Challenge Six- The final leg is probably the most traveled portion of the Barr Trail. It is relatively an easy hike with two small incline sections that actually feel good from the constant down hill stride you have been doing since the summit. This section is also straight with minimal switchbacks. The six remaining miles will go rather quickly; after the brief incline sections you walk on a ridge overlooking the forest valley until you make it to No Name creek. At this point there is another relatively calm walk with rock formations on your left and the creek on your right. This is the time you start getting glimpses of Manitou below and Colorado Springs beyond. Although it still looks far, it is only approximately an hour to the end of your hike. You will pass through a rock arch that is the gateway to more traffic. The Barr Trail links up with the infamous, hard-core, physical challenge “The Incline”, where many runners are going to pass you on a narrow stretch of switch backs as you descend on Manitou. Listen closely and when you here the river you have 15 minutes to the conclusion of your hike. Hike the final few switch backs with some swagger, you just crossed over a fourteener from one side to the other, a very difficult task. At the bottom is the Barr Trailhead and your ride back to your vehicle!

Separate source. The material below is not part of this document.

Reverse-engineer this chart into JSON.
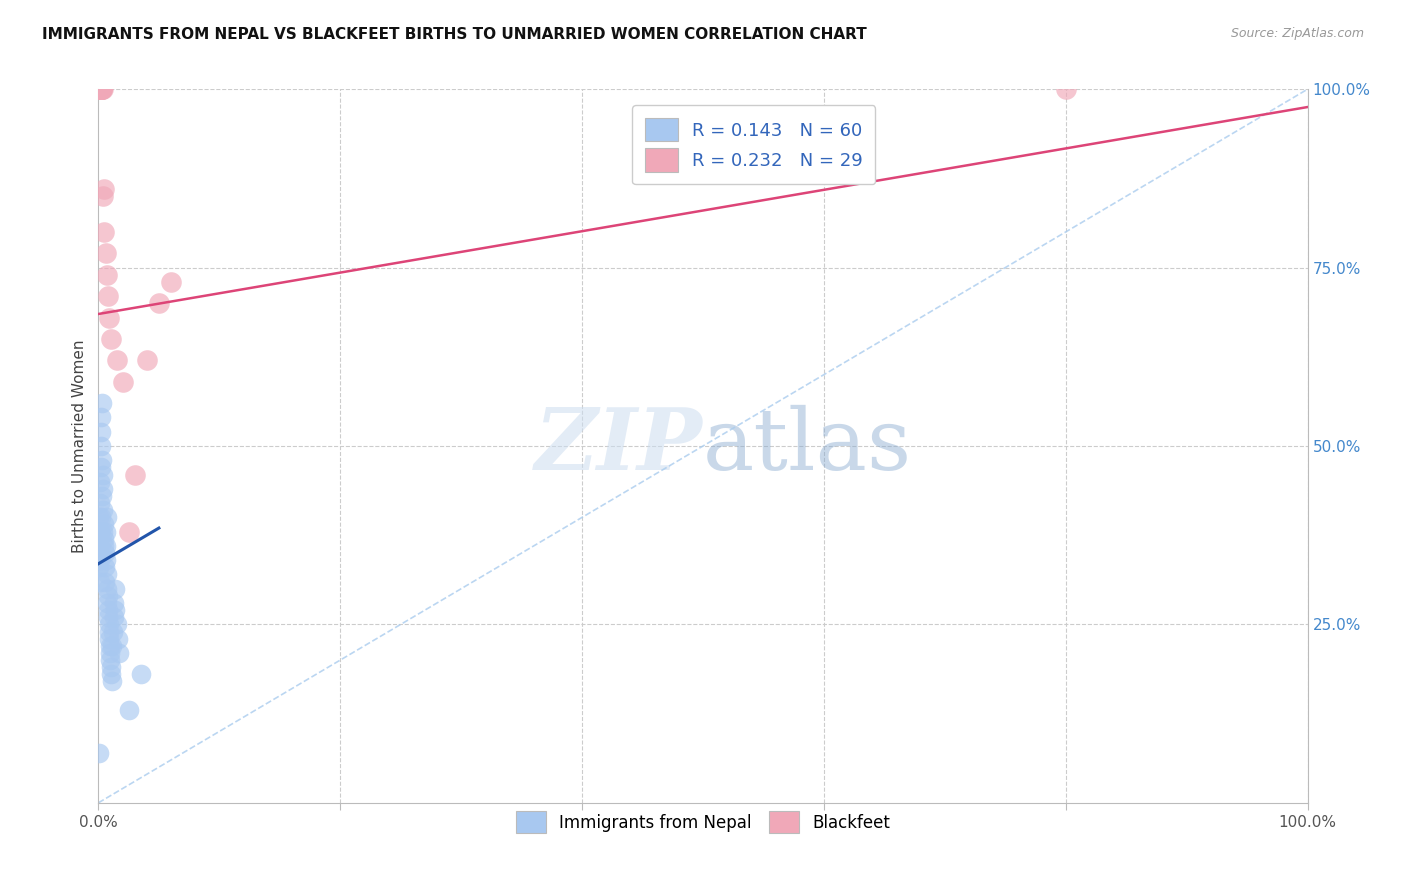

Pikes Peak is a bi-polar mountain. One side is kind, sweet, memorable, and calm. The other is brutal, cold, strenuous, and unforgiving. I realize that I walked up one side and down the other which could taint my opinion of each. However, the Crags side is for the more advanced hiker, and the Barr side is for those that want to do a 14er for the first time. In my personal opinion, I love both. The Crags pushes you to a limit, makes you use a higher level of hiking skill, and has mountain vistas that stretch beyond the imagination. The Barr Trail is an endurance challenge, yet through a gradual process. It takes strength and determination to complete, but you are always encouraged by others that frequent the trail to push on. The vistas of the city, and the eastern plains take your breath away. Altogether this is a great hike, challenging and rewarding. Approximately 20 miles over America’s mountain provides perspective of the importance of this mountain in the context of American history, but also provides a sense of inner peace as the words of the legendary song America beckons (written on top of Pikes Peak), “O beautiful for spacious skies, For amber waves of grain, For purple mountain majesty, above the fruited plain!”